Now, I can finally post this. Here is a project which occupied me for February and March. It's a sort-of sequel to the nebula starmap I made for my friend Sean. This is another nebula, but it's intentionally in the form of the Guinness beer Harp logo. Then, it's surrounded by acres and acres of very geeky Star Trek references and science-fiction in-jokes.
The file ended up being a whopping seven by five feet at print resolution, so Blogger can only show the image as a postage stamp by comparison. A couple of months ago, I made a series of planets here on JSVB: each of them ended up as a feature on this map. Then I decided I had to make a big Star Trek frame piece with accurate screens and buttons. My client, Sean's brother Earl, did not ask for most of these things, but I knew he would want them and in the end, he paid most generously for them. Some of the money went to purchasing some good art books, and the rest went into the ever-present, seldom-changing mortgage.
Creating this file, I made any number of mistakes and learned about some new techniques. At the forefront is Photoshop's PSB file system, which is new to me but has been around for nearly a decade. Photoshop PSD files, the default, can only -only- go up to 4 GB in size. PSB's can go to any size in terms of memory space, but have a limit of 300,000 by 300,000 pixels or 30,000 times the size of an average computer monitor.

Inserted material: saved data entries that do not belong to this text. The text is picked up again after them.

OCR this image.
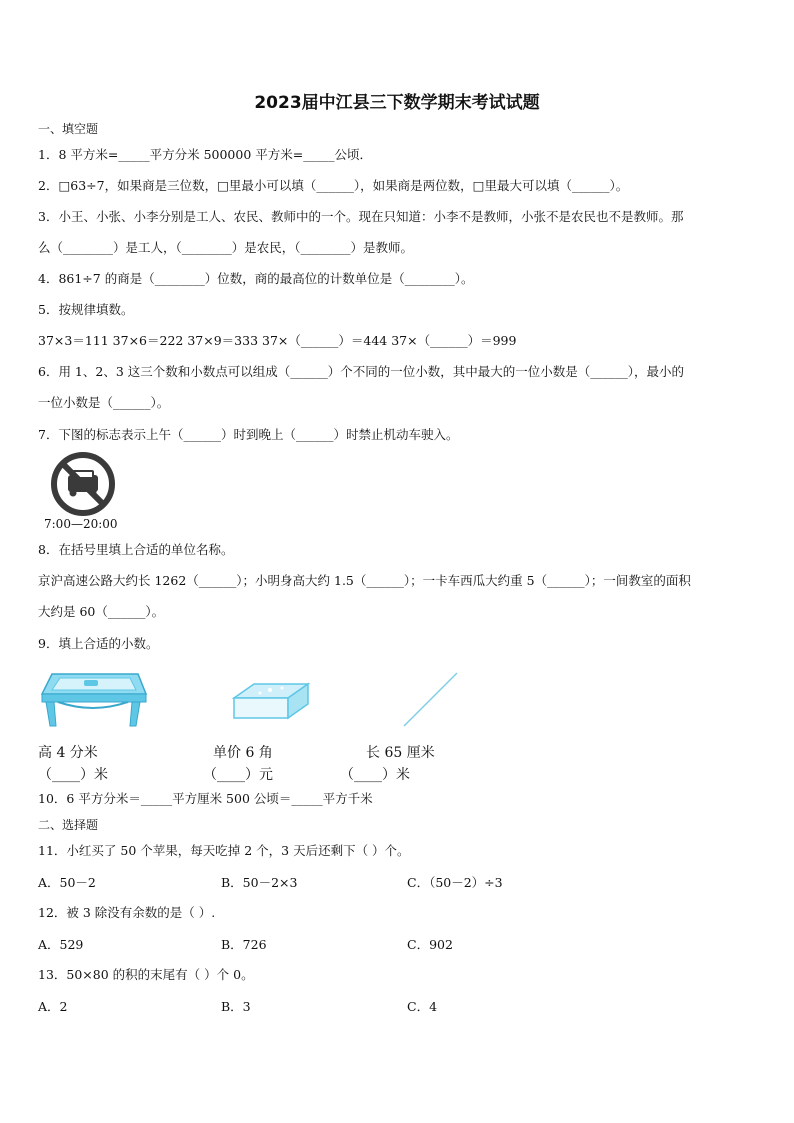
2023届中江县三下数学期末考试试题
一、填空题
1．8 平方米=_____平方分米 500000 平方米=_____公顷．
2．□63÷7，如果商是三位数，□里最小可以填（______），如果商是两位数，□里最大可以填（______）。
3．小王、小张、小李分别是工人、农民、教师中的一个。现在只知道：小李不是教师，小张不是农民也不是教师。那
么（________）是工人，（________）是农民，（________）是教师。
4．861÷7 的商是（________）位数，商的最高位的计数单位是（________）。
5．按规律填数。
37×3＝111 37×6＝222 37×9＝333 37×（______）＝444 37×（______）＝999
6．用 1、2、3 这三个数和小数点可以组成（______）个不同的一位小数，其中最大的一位小数是（______），最小的
一位小数是（______）。
7．下图的标志表示上午（______）时到晚上（______）时禁止机动车驶入。
7:00—20:00
8．在括号里填上合适的单位名称。
京沪高速公路大约长 1262（______）；小明身高大约 1.5（______）；一卡车西瓜大约重 5（______）；一间教室的面积
大约是 60（______）。
9．填上合适的小数。
高 4 分米
（____）米
单价 6 角
（____）元
长 65 厘米
（____）米
10．6 平方分米＝_____平方厘米 500 公顷＝_____平方千米
二、选择题
11．小红买了 50 个苹果，每天吃掉 2 个，3 天后还剩下（ ）个。
A．50－2	B．50－2×3	C．（50－2）÷3
12．被 3 除没有余数的是（ ）.
A．529	B．726	C．902
13．50×80 的积的末尾有（ ）个 0。
A．2	B．3	C．4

I have a friend whose life's work doctorate fits easily on a CD-ROM. A single CD-ROM holds 650 MB of data. This picture topped out at 14GB, so he would need 21 doctorate degrees for his work to equal mine, more or less. Put another way, you need 200 million words to fill one GB of memory. This picture is worth two billion eight hundred million words. I'll keep the remainder of my comments more brief than that.
The size of this image repeatedly crippled my graphics card and completely clogged my hard drive with drafts. It took a day after I put the final touches on this project just to get my computer back into good enough shape to play games again.
The printing company I used had no trouble printing a PSB file. He seemed to enjoy printing my creative stuff, but like me, he also enjoys getting paid.